This is how your diet can affect your chances of getting pregnant, according to a gynaecologist
It is often said that “your health is a reflection of what you eat”. So naturally people often wonder how the food they choose to eat or not eat affects their ability to have children. While your diet cannot cure infertility, the influence of diet and other lifestyle choices on fertility should not be overlooked. Whether combined with fertility treatment or pursued on their own, changes in diet can have a significant and measurable effect on fertility.
Perhaps the most important factor to consider when it comes to fertility is body weight. There is a well established link between fertility and weight. Male and female patients alike should know that being underweight or obese can have a marked effect on their fertility. The male and female reproductive systems rely on a delicate balance of hormones to function properly, and when stress is placed on these systems as a result of a low or high body weight, their natural chemical rhythms begin to break down.

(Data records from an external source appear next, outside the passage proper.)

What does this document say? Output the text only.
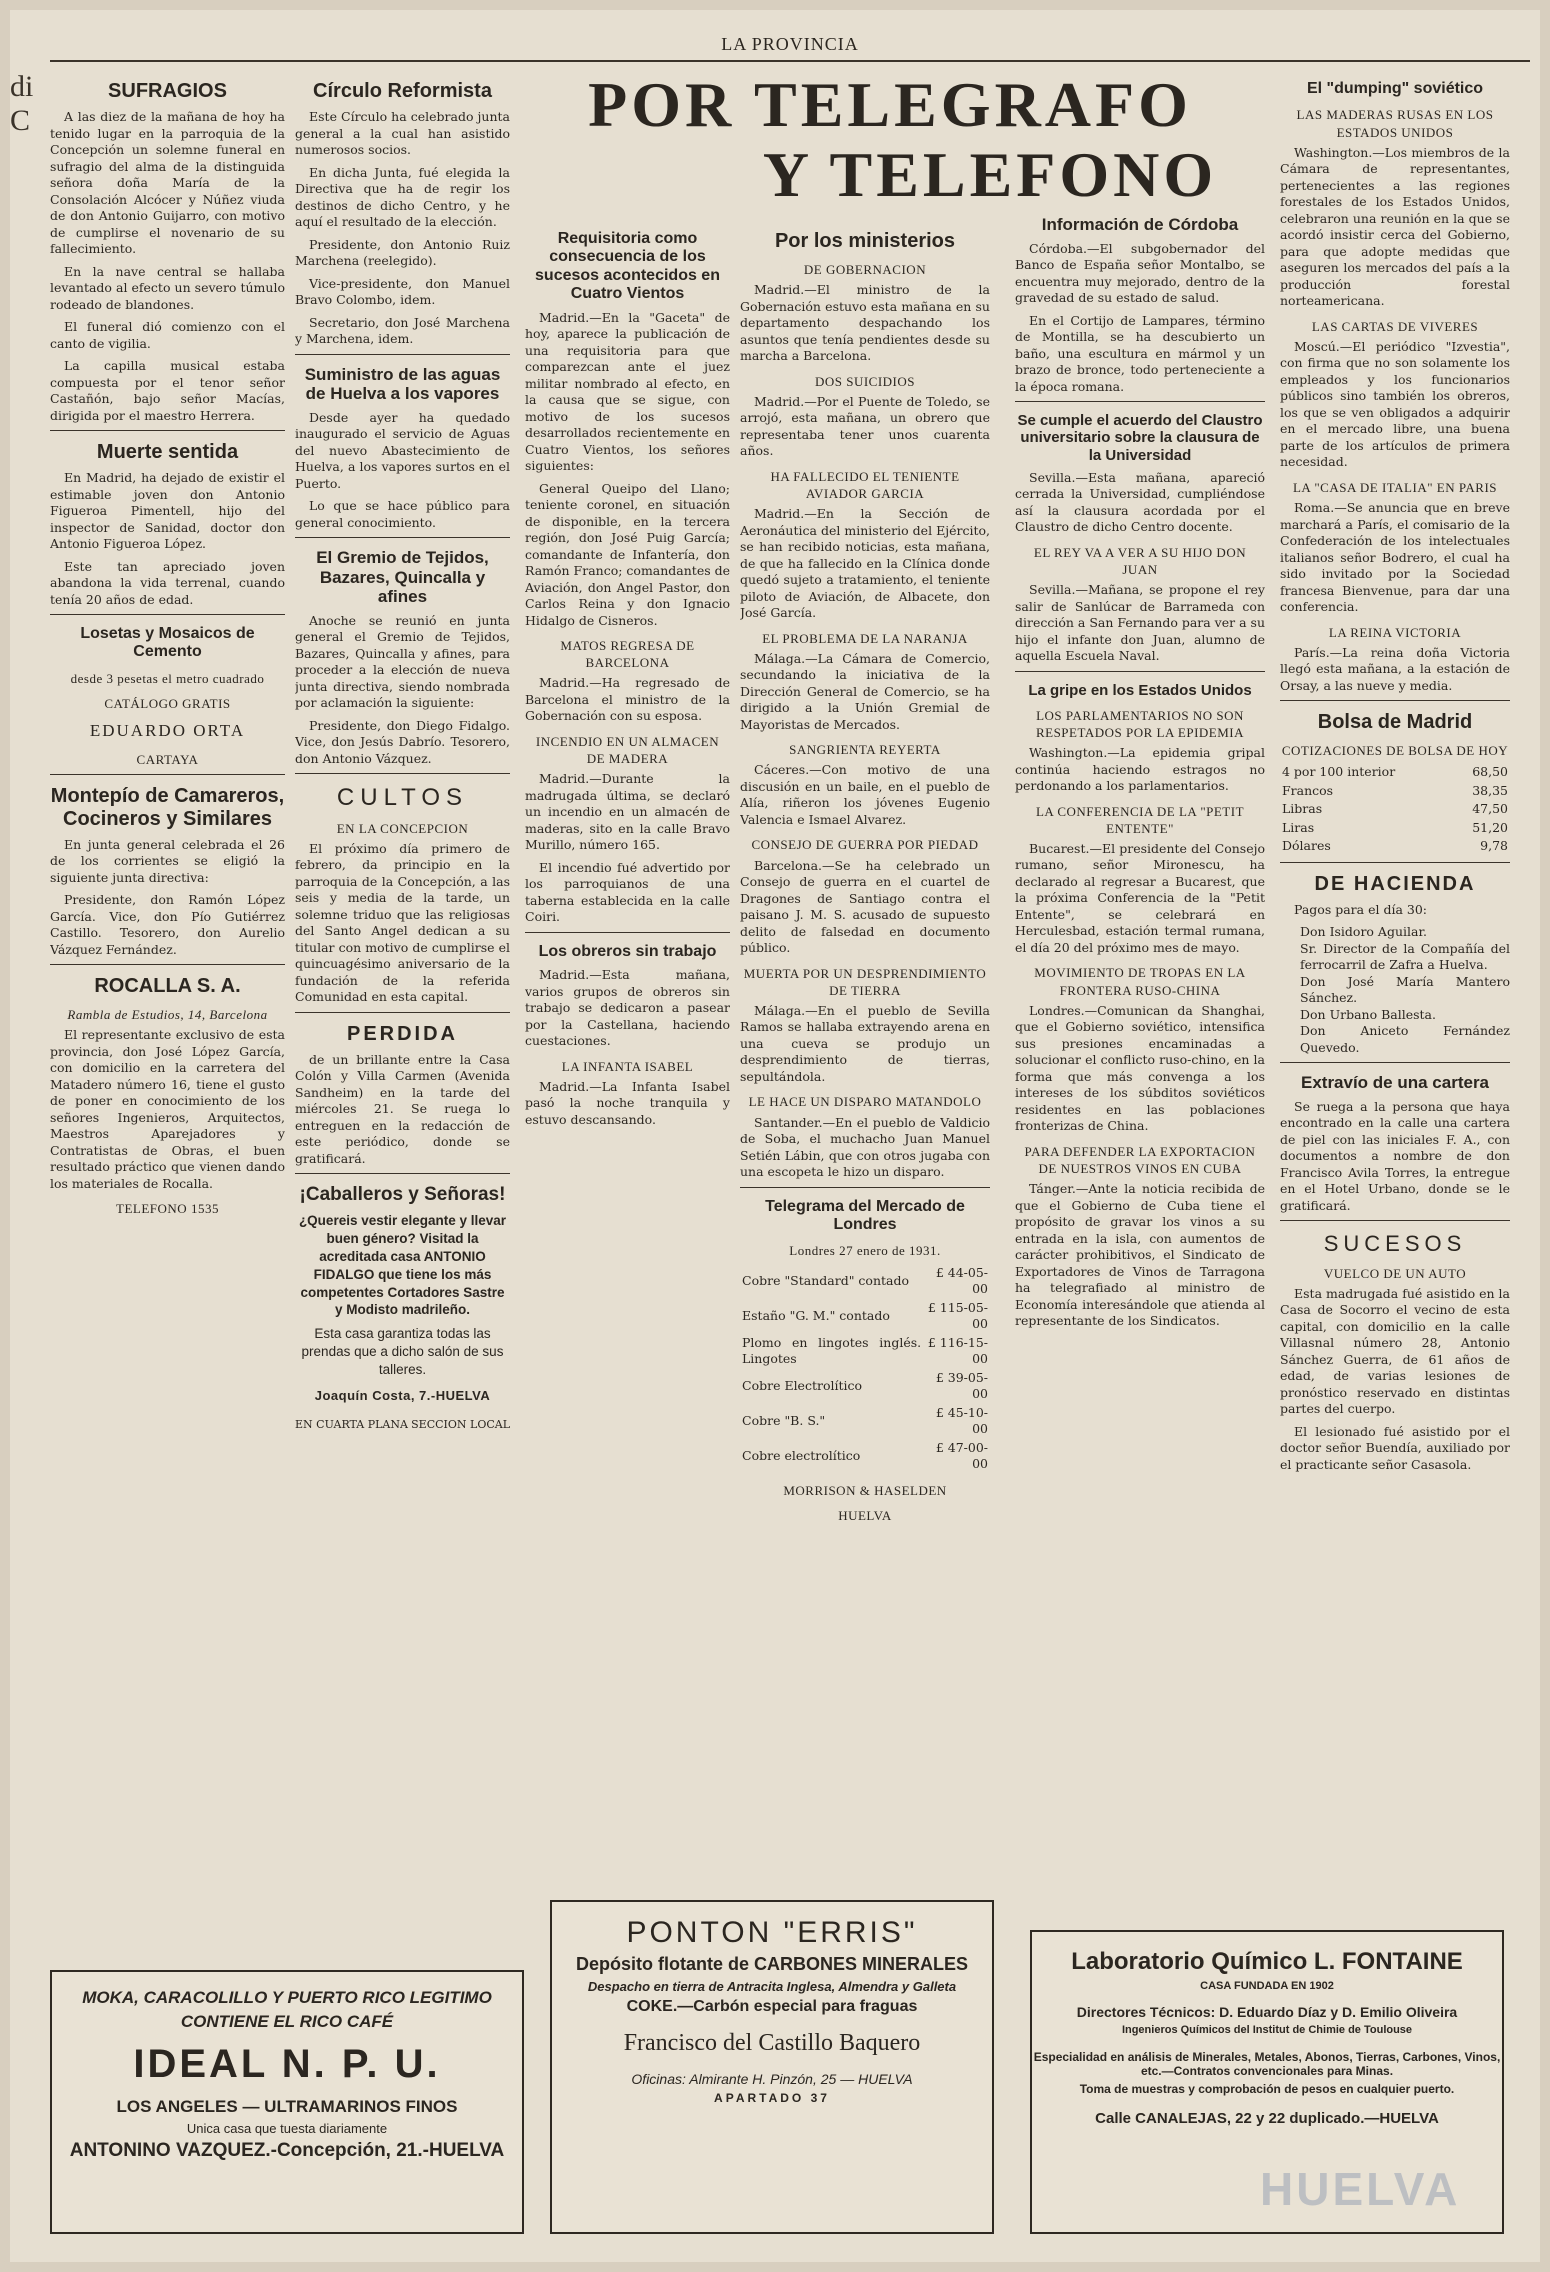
di
C
LA PROVINCIA
SUFRAGIOS

A las diez de la mañana de hoy ha tenido lugar en la parroquia de la Concepción un solemne funeral en sufragio del alma de la distinguida señora doña María de la Consolación Alcócer y Núñez viuda de don Antonio Guijarro, con motivo de cumplirse el novenario de su fallecimiento.

En la nave central se hallaba levantado al efecto un severo túmulo rodeado de blandones.

El funeral dió comienzo con el canto de vigilia.

La capilla musical estaba compuesta por el tenor señor Castañón, bajo señor Macías, dirigida por el maestro Herrera.

Muerte sentida

En Madrid, ha dejado de existir el estimable joven don Antonio Figueroa Pimentell, hijo del inspector de Sanidad, doctor don Antonio Figueroa López.

Este tan apreciado joven abandona la vida terrenal, cuando tenía 20 años de edad.

Losetas y Mosaicos de Cemento
desde 3 pesetas el metro cuadrado
CATÁLOGO GRATIS
EDUARDO ORTA
CARTAYA
Montepío de Camareros, Cocineros y Similares

En junta general celebrada el 26 de los corrientes se eligió la siguiente junta directiva:

Presidente, don Ramón López García. Vice, don Pío Gutiérrez Castillo. Tesorero, don Aurelio Vázquez Fernández.

ROCALLA S. A.
Rambla de Estudios, 14, Barcelona

El representante exclusivo de esta provincia, don José López García, con domicilio en la carretera del Matadero número 16, tiene el gusto de poner en conocimiento de los señores Ingenieros, Arquitectos, Maestros Aparejadores y Contratistas de Obras, el buen resultado práctico que vienen dando los materiales de Rocalla.

TELEFONO 1535
Círculo Reformista

Este Círculo ha celebrado junta general a la cual han asistido numerosos socios.

En dicha Junta, fué elegida la Directiva que ha de regir los destinos de dicho Centro, y he aquí el resultado de la elección.

Presidente, don Antonio Ruiz Marchena (reelegido).

Vice-presidente, don Manuel Bravo Colombo, idem.

Secretario, don José Marchena y Marchena, idem.

Suministro de las aguas de Huelva a los vapores

Desde ayer ha quedado inaugurado el servicio de Aguas del nuevo Abastecimiento de Huelva, a los vapores surtos en el Puerto.

Lo que se hace público para general conocimiento.

El Gremio de Tejidos, Bazares, Quincalla y afines

Anoche se reunió en junta general el Gremio de Tejidos, Bazares, Quincalla y afines, para proceder a la elección de nueva junta directiva, siendo nombrada por aclamación la siguiente:

Presidente, don Diego Fidalgo. Vice, don Jesús Dabrío. Tesorero, don Antonio Vázquez.

CULTOS
EN LA CONCEPCION

El próximo día primero de febrero, da principio en la parroquia de la Concepción, a las seis y media de la tarde, un solemne triduo que las religiosas del Santo Angel dedican a su titular con motivo de cumplirse el quincuagésimo aniversario de la fundación de la referida Comunidad en esta capital.

PERDIDA

de un brillante entre la Casa Colón y Villa Carmen (Avenida Sandheim) en la tarde del miércoles 21. Se ruega lo entreguen en la redacción de este periódico, donde se gratificará.

¡Caballeros y Señoras!

¿Quereis vestir elegante y llevar buen género? Visitad la acreditada casa ANTONIO FIDALGO que tiene los más competentes Cortadores Sastre y Modisto madrileño.

Esta casa garantiza todas las prendas que a dicho salón de sus talleres.

Joaquín Costa, 7.-HUELVA
EN CUARTA PLANA SECCION LOCAL
POR TELEGRAFO
Y TELEFONO
Requisitoria como consecuencia de los sucesos acontecidos en Cuatro Vientos

Madrid.—En la "Gaceta" de hoy, aparece la publicación de una requisitoria para que comparezcan ante el juez militar nombrado al efecto, en la causa que se sigue, con motivo de los sucesos desarrollados recientemente en Cuatro Vientos, los señores siguientes:

General Queipo del Llano; teniente coronel, en situación de disponible, en la tercera región, don José Puig García; comandante de Infantería, don Ramón Franco; comandantes de Aviación, don Angel Pastor, don Carlos Reina y don Ignacio Hidalgo de Cisneros.

MATOS REGRESA DE BARCELONA

Madrid.—Ha regresado de Barcelona el ministro de la Gobernación con su esposa.

INCENDIO EN UN ALMACEN DE MADERA

Madrid.—Durante la madrugada última, se declaró un incendio en un almacén de maderas, sito en la calle Bravo Murillo, número 165.

El incendio fué advertido por los parroquianos de una taberna establecida en la calle Coiri.

Los obreros sin trabajo

Madrid.—Esta mañana, varios grupos de obreros sin trabajo se dedicaron a pasear por la Castellana, haciendo cuestaciones.

LA INFANTA ISABEL

Madrid.—La Infanta Isabel pasó la noche tranquila y estuvo descansando.

Por los ministerios
DE GOBERNACION

Madrid.—El ministro de la Gobernación estuvo esta mañana en su departamento despachando los asuntos que tenía pendientes desde su marcha a Barcelona.

DOS SUICIDIOS

Madrid.—Por el Puente de Toledo, se arrojó, esta mañana, un obrero que representaba tener unos cuarenta años.

HA FALLECIDO EL TENIENTE AVIADOR GARCIA

Madrid.—En la Sección de Aeronáutica del ministerio del Ejército, se han recibido noticias, esta mañana, de que ha fallecido en la Clínica donde quedó sujeto a tratamiento, el teniente piloto de Aviación, de Albacete, don José García.

EL PROBLEMA DE LA NARANJA

Málaga.—La Cámara de Comercio, secundando la iniciativa de la Dirección General de Comercio, se ha dirigido a la Unión Gremial de Mayoristas de Mercados.

SANGRIENTA REYERTA

Cáceres.—Con motivo de una discusión en un baile, en el pueblo de Alía, riñeron los jóvenes Eugenio Valencia e Ismael Alvarez.

CONSEJO DE GUERRA POR PIEDAD

Barcelona.—Se ha celebrado un Consejo de guerra en el cuartel de Dragones de Santiago contra el paisano J. M. S. acusado de supuesto delito de falsedad en documento público.

MUERTA POR UN DESPRENDIMIENTO DE TIERRA

Málaga.—En el pueblo de Sevilla Ramos se hallaba extrayendo arena en una cueva se produjo un desprendimiento de tierras, sepultándola.

LE HACE UN DISPARO MATANDOLO

Santander.—En el pueblo de Valdicio de Soba, el muchacho Juan Manuel Setién Lábin, que con otros jugaba con una escopeta le hizo un disparo.

Telegrama del Mercado de Londres
Londres 27 enero de 1931.
Cobre "Standard" contado	£ 44-05-00
Estaño "G. M." contado	£ 115-05-00
Plomo en lingotes inglés. Lingotes	£ 116-15-00
Cobre Electrolítico	£ 39-05-00
Cobre "B. S."	£ 45-10-00
Cobre electrolítico	£ 47-00-00
MORRISON & HASELDEN
HUELVA
Información de Córdoba

Córdoba.—El subgobernador del Banco de España señor Montalbo, se encuentra muy mejorado, dentro de la gravedad de su estado de salud.

En el Cortijo de Lampares, término de Montilla, se ha descubierto un baño, una escultura en mármol y un brazo de bronce, todo perteneciente a la época romana.

Se cumple el acuerdo del Claustro universitario sobre la clausura de la Universidad

Sevilla.—Esta mañana, apareció cerrada la Universidad, cumpliéndose así la clausura acordada por el Claustro de dicho Centro docente.

EL REY VA A VER A SU HIJO DON JUAN

Sevilla.—Mañana, se propone el rey salir de Sanlúcar de Barrameda con dirección a San Fernando para ver a su hijo el infante don Juan, alumno de aquella Escuela Naval.

La gripe en los Estados Unidos
LOS PARLAMENTARIOS NO SON RESPETADOS POR LA EPIDEMIA

Washington.—La epidemia gripal continúa haciendo estragos no perdonando a los parlamentarios.

LA CONFERENCIA DE LA "PETIT ENTENTE"

Bucarest.—El presidente del Consejo rumano, señor Mironescu, ha declarado al regresar a Bucarest, que la próxima Conferencia de la "Petit Entente", se celebrará en Herculesbad, estación termal rumana, el día 20 del próximo mes de mayo.

MOVIMIENTO DE TROPAS EN LA FRONTERA RUSO-CHINA

Londres.—Comunican da Shanghai, que el Gobierno soviético, intensifica sus presiones encaminadas a solucionar el conflicto ruso-chino, en la forma que más convenga a los intereses de los súbditos soviéticos residentes en las poblaciones fronterizas de China.

PARA DEFENDER LA EXPORTACION DE NUESTROS VINOS EN CUBA

Tánger.—Ante la noticia recibida de que el Gobierno de Cuba tiene el propósito de gravar los vinos a su entrada en la isla, con aumentos de carácter prohibitivos, el Sindicato de Exportadores de Vinos de Tarragona ha telegrafiado al ministro de Economía interesándole que atienda al representante de los Sindicatos.

El "dumping" soviético
LAS MADERAS RUSAS EN LOS ESTADOS UNIDOS

Washington.—Los miembros de la Cámara de representantes, pertenecientes a las regiones forestales de los Estados Unidos, celebraron una reunión en la que se acordó insistir cerca del Gobierno, para que adopte medidas que aseguren los mercados del país a la producción forestal norteamericana.

LAS CARTAS DE VIVERES

Moscú.—El periódico "Izvestia", con firma que no son solamente los empleados y los funcionarios públicos sino también los obreros, los que se ven obligados a adquirir en el mercado libre, una buena parte de los artículos de primera necesidad.

LA "CASA DE ITALIA" EN PARIS

Roma.—Se anuncia que en breve marchará a París, el comisario de la Confederación de los intelectuales italianos señor Bodrero, el cual ha sido invitado por la Sociedad francesa Bienvenue, para dar una conferencia.

LA REINA VICTORIA

París.—La reina doña Victoria llegó esta mañana, a la estación de Orsay, a las nueve y media.

Bolsa de Madrid
COTIZACIONES DE BOLSA DE HOY
4 por 100 interior	68,50
Francos	38,35
Libras	47,50
Liras	51,20
Dólares	9,78
DE HACIENDA

Pagos para el día 30:

Don Isidoro Aguilar.
Sr. Director de la Compañía del ferrocarril de Zafra a Huelva.
Don José María Mantero Sánchez.
Don Urbano Ballesta.
Don Aniceto Fernández Quevedo.
Extravío de una cartera

Se ruega a la persona que haya encontrado en la calle una cartera de piel con las iniciales F. A., con documentos a nombre de don Francisco Avila Torres, la entregue en el Hotel Urbano, donde se le gratificará.

SUCESOS
VUELCO DE UN AUTO

Esta madrugada fué asistido en la Casa de Socorro el vecino de esta capital, con domicilio en la calle Villasnal número 28, Antonio Sánchez Guerra, de 61 años de edad, de varias lesiones de pronóstico reservado en distintas partes del cuerpo.

El lesionado fué asistido por el doctor señor Buendía, auxiliado por el practicante señor Casasola.

MOKA, CARACOLILLO Y PUERTO RICO LEGITIMO
CONTIENE EL RICO CAFÉ
IDEAL N. P. U.
LOS ANGELES — ULTRAMARINOS FINOS
Unica casa que tuesta diariamente
ANTONINO VAZQUEZ.-Concepción, 21.-HUELVA
PONTON "ERRIS"
Depósito flotante de CARBONES MINERALES
Despacho en tierra de Antracita Inglesa, Almendra y Galleta
COKE.—Carbón especial para fraguas
Francisco del Castillo Baquero
Oficinas: Almirante H. Pinzón, 25 — HUELVA
APARTADO 37
Laboratorio Químico L. FONTAINE
CASA FUNDADA EN 1902
Directores Técnicos: D. Eduardo Díaz y D. Emilio Oliveira
Ingenieros Químicos del Institut de Chimie de Toulouse
Especialidad en análisis de Minerales, Metales, Abonos, Tierras, Carbones, Vinos, etc.—Contratos convencionales para Minas.
Toma de muestras y comprobación de pesos en cualquier puerto.
Calle CANALEJAS, 22 y 22 duplicado.—HUELVA
HUELVA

In particular, women who are obese or underweight have been shown to have a higher rate of infertility and a lower IVF pregnancy rate. Not to mention, excess weight has been linked to the development and worsening of polycystic ovary syndrome (PCOS), a common cause of infertility in women, mostly due to irregular cycles and inconsistent ovulation.

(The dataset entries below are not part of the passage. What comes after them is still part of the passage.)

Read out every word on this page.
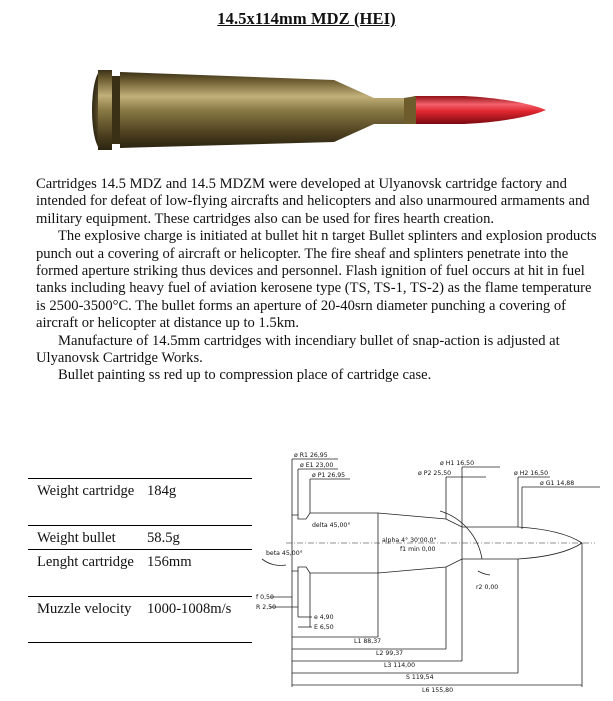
14.5x114mm MDZ (HEI)

Cartridges 14.5 MDZ and 14.5 MDZM were developed at Ulyanovsk cartridge factory and intended for defeat of low-flying aircrafts and helicopters and also unarmoured armaments and military equipment. These cartridges also can be used for fires hearth creation.

The explosive charge is initiated at bullet hit n target Bullet splinters and explosion products punch out a covering of aircraft or helicopter. The fire sheaf and splinters penetrate into the formed aperture striking thus devices and personnel. Flash ignition of fuel occurs at hit in fuel tanks including heavy fuel of aviation kerosene type (TS, TS-1, TS-2) as the flame temperature is 2500-3500°C. The bullet forms an aperture of 20-40srn diameter punching a covering of aircraft or helicopter at distance up to 1.5km.

Manufacture of 14.5mm cartridges with incendiary bullet of snap-action is adjusted at Ulyanovsk Cartridge Works.

Bullet painting ss red up to compression place of cartridge case.

Weight cartridge	184g
Weight bullet	58.5g
Lenght cartridge	156mm
Muzzle velocity	1000-1008m/s
ø R1 26,95
ø E1 23,00
ø P1 26,95	ø P2 25,50
ø H1 16,50
ø H2 16,50
ø G1 14,88
delta 45,00°
beta 45,00°
alpha 4° 30'00,0"
f1 min 0,00
r2 0,00
f 0,50
R 2,50
e 4,90
E 6,50
L1 88,37
L2 99,37
L3 114,00
S 119,54
L6 155,80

What can you eat to ensure fertility?
A study published in 2009 set out to determine whether certain dietary factors had an impact on couples undergoing IVF treatment. The study found a statistically significant increase in pregnancy rates for couples who adhered to a Mediterranean diet. It also demonstrated that a low intake of certain nutrients such as B-vitamins negatively affected fertility.
Other studies also drew similar conclusions. It followed thousands of women trying to become pregnant and found that “higher consumption of monounsaturated rather than trans fats, vegetable rather than animal protein sources, low glycaemic carbohydrates, high fat dairy, multivitamins, and iron from plants and supplements” was correlated with a boost in fertility.

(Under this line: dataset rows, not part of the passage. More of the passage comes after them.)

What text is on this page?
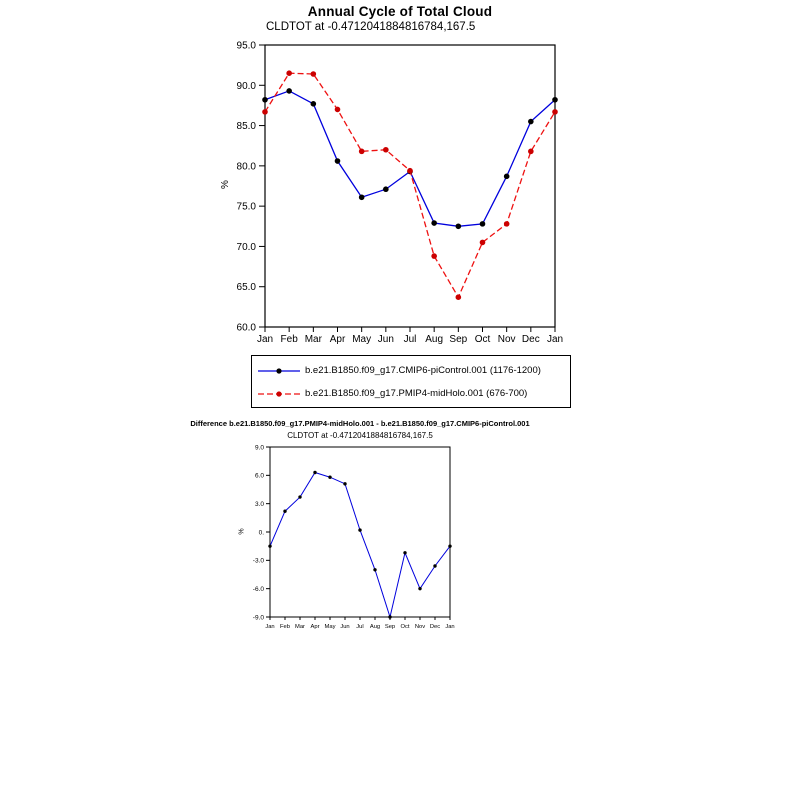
60.0
65.0
70.0
75.0
80.0
85.0
90.0
95.0
Jan Feb Mar Apr May Jun Jul Aug Sep Oct Nov Dec Jan
-9.0
-6.0
-3.0
0.
3.0
6.0
9.0
Jan Feb Mar Apr May Jun Jul Aug Sep Oct Nov Dec Jan
Annual Cycle of Total Cloud
CLDTOT at -0.4712041884816784,167.5
%
b.e21.B1850.f09_g17.CMIP6-piControl.001 (1176-1200)
b.e21.B1850.f09_g17.PMIP4-midHolo.001 (676-700)
Difference b.e21.B1850.f09_g17.PMIP4-midHolo.001 - b.e21.B1850.f09_g17.CMIP6-piControl.001
CLDTOT at -0.4712041884816784,167.5
%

In light of the available research, here’s a list of foods that can be beneficial for you if you are trying to conceive:
- Plant-based foods, including whole fruits and vegetables.
- Seafood rich in omega-3 fatty acids
- Whole grains
- Raw nuts
- Extra virgin olive oil (monounsaturated fat).
Researchers also often make note of the fact that countries with a culture of cooking their own meal and savouring meals rather than consuming processed foods on the go are more fertile. Also more physical activities coupled with healthy eating habits leads to a lower rate of obesity and favourable BMI.
Here are things you mustn’t eat if you’re trying to get pregnant
Naturally, the available research on the optimal fertility diet leads us to a list of foods that should be avoided or enjoyed only on occasion. These include:
- Simple or refined carbohydrates.
- Trans fats
- Highly-processed foods.
- Alcohol (couples actively trying to get pregnant or undergoing fertility treatment should avoid drinking alcohol).
- Excessive caffeine intake (more than 500mg per day)
These products lead to increased weight and overall decrease fertility potential. The increased incidence of consumption of alcohol as well as smoking in both male and females leads to a decrease in semen count and quality and poor egg quality respectively.
Remember, it is important to acknowledge that even the healthiest of diets can’t cure the more serious conditions that cause infertility in men and women. Such causes need to be addressed by fertility doctors.